Future of Music Summit: 115,000 albums and only 110 'hits'
Quote:WASHINGTON. D.C. – The Future of Music Coalition Policy Summit got rolling Sunday, an annual meeting of musicians, tech-heads, artist managers, academics and music-biz entrepreneurs. The summit’s forward-looking approach is all about making the best of the new reality created by Internet technology and how that might be affected by government policy decisions.
Sounds like heavy stuff. But wonkiness goes hand in hand with the myriad possibilities that await artists in a music industry very different from the one that existed a decade ago, before peer-to-peer file sharing came along.

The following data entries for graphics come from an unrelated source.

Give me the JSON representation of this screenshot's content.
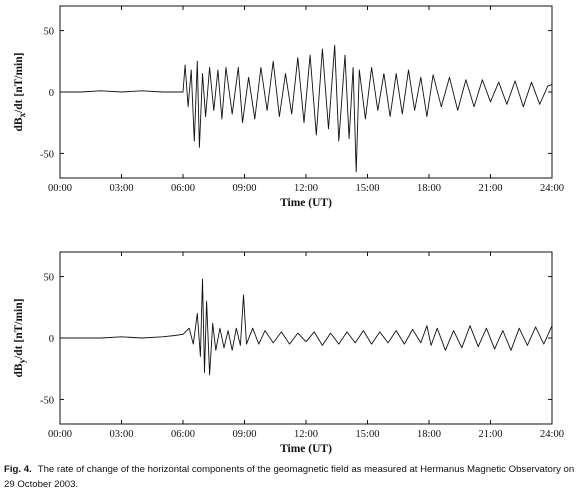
{
  "chart_data": [
    {
      "type": "line",
      "title": "",
      "xlabel": "Time (UT)",
      "ylabel": "dBx/dt [nT/min]",
      "ylabel_main": "dB",
      "ylabel_sub": "x",
      "ylabel_rest": "/dt [nT/min]",
      "xlim": [
        0,
        24
      ],
      "ylim": [
        -70,
        70
      ],
      "xticks": [
        0,
        3,
        6,
        9,
        12,
        15,
        18,
        21,
        24
      ],
      "xtick_labels": [
        "00:00",
        "03:00",
        "06:00",
        "09:00",
        "12:00",
        "15:00",
        "18:00",
        "21:00",
        "24:00"
      ],
      "yticks": [
        -50,
        0,
        50
      ],
      "ytick_labels": [
        "-50",
        "0",
        "50"
      ],
      "grid": false,
      "series": [
        {
          "color": "#111111",
          "x": [
            0,
            1,
            2,
            3,
            4,
            5,
            6,
            6.1,
            6.25,
            6.4,
            6.55,
            6.7,
            6.8,
            6.95,
            7.1,
            7.3,
            7.5,
            7.7,
            7.9,
            8.1,
            8.4,
            8.7,
            8.9,
            9.2,
            9.5,
            9.8,
            10.1,
            10.4,
            10.7,
            11,
            11.3,
            11.6,
            11.9,
            12.2,
            12.5,
            12.8,
            13.1,
            13.4,
            13.6,
            13.9,
            14.1,
            14.3,
            14.45,
            14.6,
            14.9,
            15.2,
            15.5,
            15.8,
            16.1,
            16.4,
            16.7,
            17,
            17.3,
            17.6,
            17.9,
            18.2,
            18.6,
            19,
            19.4,
            19.8,
            20.2,
            20.6,
            21,
            21.4,
            21.8,
            22.2,
            22.6,
            23,
            23.4,
            23.8,
            24
          ],
          "y": [
            0,
            0,
            1,
            0,
            1,
            0,
            0,
            22,
            -12,
            18,
            -40,
            25,
            -45,
            15,
            -20,
            20,
            -15,
            18,
            -22,
            20,
            -18,
            20,
            -25,
            12,
            -22,
            20,
            -15,
            25,
            -20,
            15,
            -18,
            28,
            -25,
            30,
            -35,
            35,
            -30,
            38,
            -40,
            30,
            -38,
            20,
            -65,
            18,
            -22,
            20,
            -15,
            15,
            -20,
            15,
            -18,
            18,
            -15,
            12,
            -20,
            14,
            -12,
            12,
            -15,
            10,
            -12,
            10,
            -8,
            8,
            -10,
            9,
            -12,
            8,
            -10,
            5,
            6
          ]
        }
      ]
    },
    {
      "type": "line",
      "title": "",
      "xlabel": "Time (UT)",
      "ylabel": "dBy/dt [nT/min]",
      "ylabel_main": "dB",
      "ylabel_sub": "y",
      "ylabel_rest": "/dt [nT/min]",
      "xlim": [
        0,
        24
      ],
      "ylim": [
        -70,
        70
      ],
      "xticks": [
        0,
        3,
        6,
        9,
        12,
        15,
        18,
        21,
        24
      ],
      "xtick_labels": [
        "00:00",
        "03:00",
        "06:00",
        "09:00",
        "12:00",
        "15:00",
        "18:00",
        "21:00",
        "24:00"
      ],
      "yticks": [
        -50,
        0,
        50
      ],
      "ytick_labels": [
        "-50",
        "0",
        "50"
      ],
      "grid": false,
      "series": [
        {
          "color": "#111111",
          "x": [
            0,
            1,
            2,
            3,
            4,
            5,
            5.6,
            6,
            6.3,
            6.5,
            6.7,
            6.85,
            6.95,
            7.05,
            7.15,
            7.3,
            7.45,
            7.6,
            7.8,
            8.0,
            8.2,
            8.4,
            8.6,
            8.8,
            8.95,
            9.1,
            9.4,
            9.7,
            10,
            10.4,
            10.8,
            11.2,
            11.6,
            12,
            12.4,
            12.8,
            13.2,
            13.6,
            14,
            14.4,
            14.8,
            15.2,
            15.6,
            16,
            16.4,
            16.8,
            17.2,
            17.6,
            17.9,
            18.1,
            18.4,
            18.8,
            19.2,
            19.6,
            20,
            20.4,
            20.8,
            21.2,
            21.6,
            22,
            22.4,
            22.8,
            23.2,
            23.6,
            24
          ],
          "y": [
            0,
            0,
            0,
            1,
            0,
            1,
            2,
            3,
            8,
            -5,
            20,
            -15,
            48,
            -28,
            30,
            -30,
            12,
            -10,
            8,
            -8,
            6,
            -10,
            8,
            -6,
            35,
            -5,
            8,
            -5,
            6,
            -4,
            5,
            -5,
            4,
            -3,
            5,
            -6,
            4,
            -5,
            5,
            -4,
            6,
            -5,
            5,
            -4,
            6,
            -5,
            7,
            -4,
            10,
            -6,
            8,
            -10,
            6,
            -8,
            10,
            -7,
            8,
            -9,
            6,
            -10,
            8,
            -6,
            9,
            -5,
            10
          ]
        }
      ]
    }
  ],
  "caption": {
    "label": "Fig.   4.",
    "text": "The rate of change of the horizontal components of the geomagnetic field as measured at Hermanus Magnetic Observatory on 29 October 2003."
  }
}
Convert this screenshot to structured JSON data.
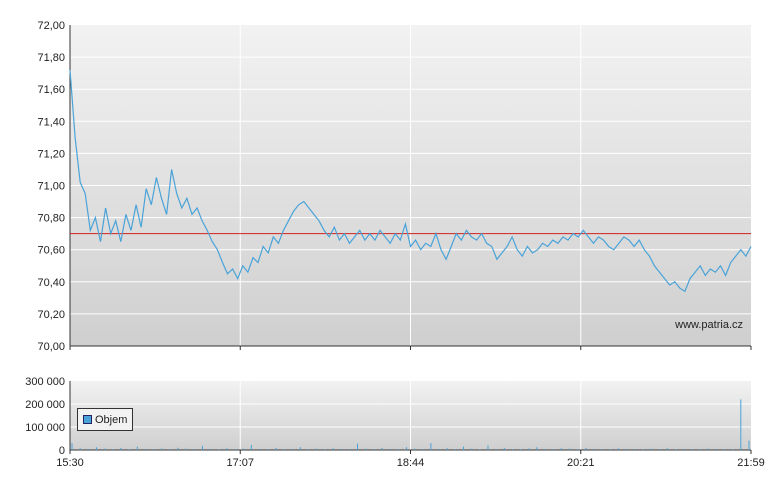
{
  "chart_data": [
    {
      "type": "line",
      "name_hint": "price",
      "x_ticks": [
        "15:30",
        "17:07",
        "18:44",
        "20:21",
        "21:59"
      ],
      "y_ticks": [
        "72,00",
        "71,80",
        "71,60",
        "71,40",
        "71,20",
        "71,00",
        "70,80",
        "70,60",
        "70,40",
        "70,20",
        "70,00"
      ],
      "ylim": [
        70.0,
        72.0
      ],
      "reference_line": 70.7,
      "series_color": "#4aa3d8",
      "reference_color": "#d02020",
      "watermark": "www.patria.cz",
      "series": [
        {
          "values": [
            71.72,
            71.3,
            71.02,
            70.95,
            70.72,
            70.8,
            70.65,
            70.86,
            70.7,
            70.78,
            70.65,
            70.82,
            70.72,
            70.88,
            70.74,
            70.98,
            70.88,
            71.05,
            70.92,
            70.82,
            71.1,
            70.95,
            70.86,
            70.92,
            70.82,
            70.86,
            70.78,
            70.72,
            70.65,
            70.6,
            70.52,
            70.45,
            70.48,
            70.42,
            70.5,
            70.46,
            70.55,
            70.52,
            70.62,
            70.58,
            70.68,
            70.64,
            70.72,
            70.78,
            70.84,
            70.88,
            70.9,
            70.86,
            70.82,
            70.78,
            70.72,
            70.68,
            70.74,
            70.66,
            70.7,
            70.64,
            70.68,
            70.72,
            70.66,
            70.7,
            70.66,
            70.72,
            70.68,
            70.64,
            70.7,
            70.66,
            70.76,
            70.62,
            70.66,
            70.6,
            70.64,
            70.62,
            70.7,
            70.6,
            70.54,
            70.62,
            70.7,
            70.66,
            70.72,
            70.68,
            70.66,
            70.7,
            70.64,
            70.62,
            70.54,
            70.58,
            70.62,
            70.68,
            70.6,
            70.56,
            70.62,
            70.58,
            70.6,
            70.64,
            70.62,
            70.66,
            70.64,
            70.68,
            70.66,
            70.7,
            70.68,
            70.72,
            70.68,
            70.64,
            70.68,
            70.66,
            70.62,
            70.6,
            70.64,
            70.68,
            70.66,
            70.62,
            70.66,
            70.6,
            70.56,
            70.5,
            70.46,
            70.42,
            70.38,
            70.4,
            70.36,
            70.34,
            70.42,
            70.46,
            70.5,
            70.44,
            70.48,
            70.46,
            70.5,
            70.44,
            70.52,
            70.56,
            70.6,
            70.56,
            70.62
          ]
        }
      ]
    },
    {
      "type": "bar",
      "name_hint": "volume",
      "x_ticks": [
        "15:30",
        "17:07",
        "18:44",
        "20:21",
        "21:59"
      ],
      "y_ticks": [
        "300 000",
        "200 000",
        "100 000",
        "0"
      ],
      "ylim": [
        0,
        300000
      ],
      "legend": [
        "Objem"
      ],
      "series_color": "#4aa3d8",
      "series": [
        {
          "values": [
            30000,
            8000,
            5000,
            12000,
            6000,
            4000,
            9000,
            3000,
            15000,
            5000,
            4000,
            7000,
            3000,
            10000,
            6000,
            4000,
            18000,
            5000,
            3000,
            8000,
            4000,
            6000,
            22000,
            5000,
            4000,
            9000,
            3000,
            5000,
            12000,
            4000,
            6000,
            3000,
            8000,
            5000,
            4000,
            28000,
            6000,
            4000,
            9000,
            5000,
            3000,
            12000,
            6000,
            4000,
            30000,
            5000,
            8000,
            4000,
            15000,
            6000,
            3000,
            20000,
            5000,
            9000,
            4000,
            3000,
            7000,
            12000,
            5000,
            4000,
            8000,
            6000,
            3000,
            9000,
            5000,
            4000,
            3000,
            7000,
            5000,
            4000,
            3000,
            6000,
            4000,
            8000,
            3000,
            5000,
            4000,
            3000,
            6000,
            5000,
            4000,
            3000,
            220000,
            40000
          ]
        }
      ]
    }
  ]
}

We''ll have plenty more in upcoming days, but as a backdrop for the summit, here are a few tidbits of information shared by publicist Ariel Hyatt about U.S. album sales in 2008: More than 115,000 albums were released, but only 110 sold more than 250,000 copies, a mere 1,500 topped 10,000 sales, and fewer than 6,000 cracked the 1,000 barrier -- further evidence that sales of recorded music are not the way of the future for artists. Instead, it increasingly appears that recordings will be more like adverstisements for opportunities that actually do make money: live performances, merchandise, licensing to movies, commercials and video games, ring tones, etc.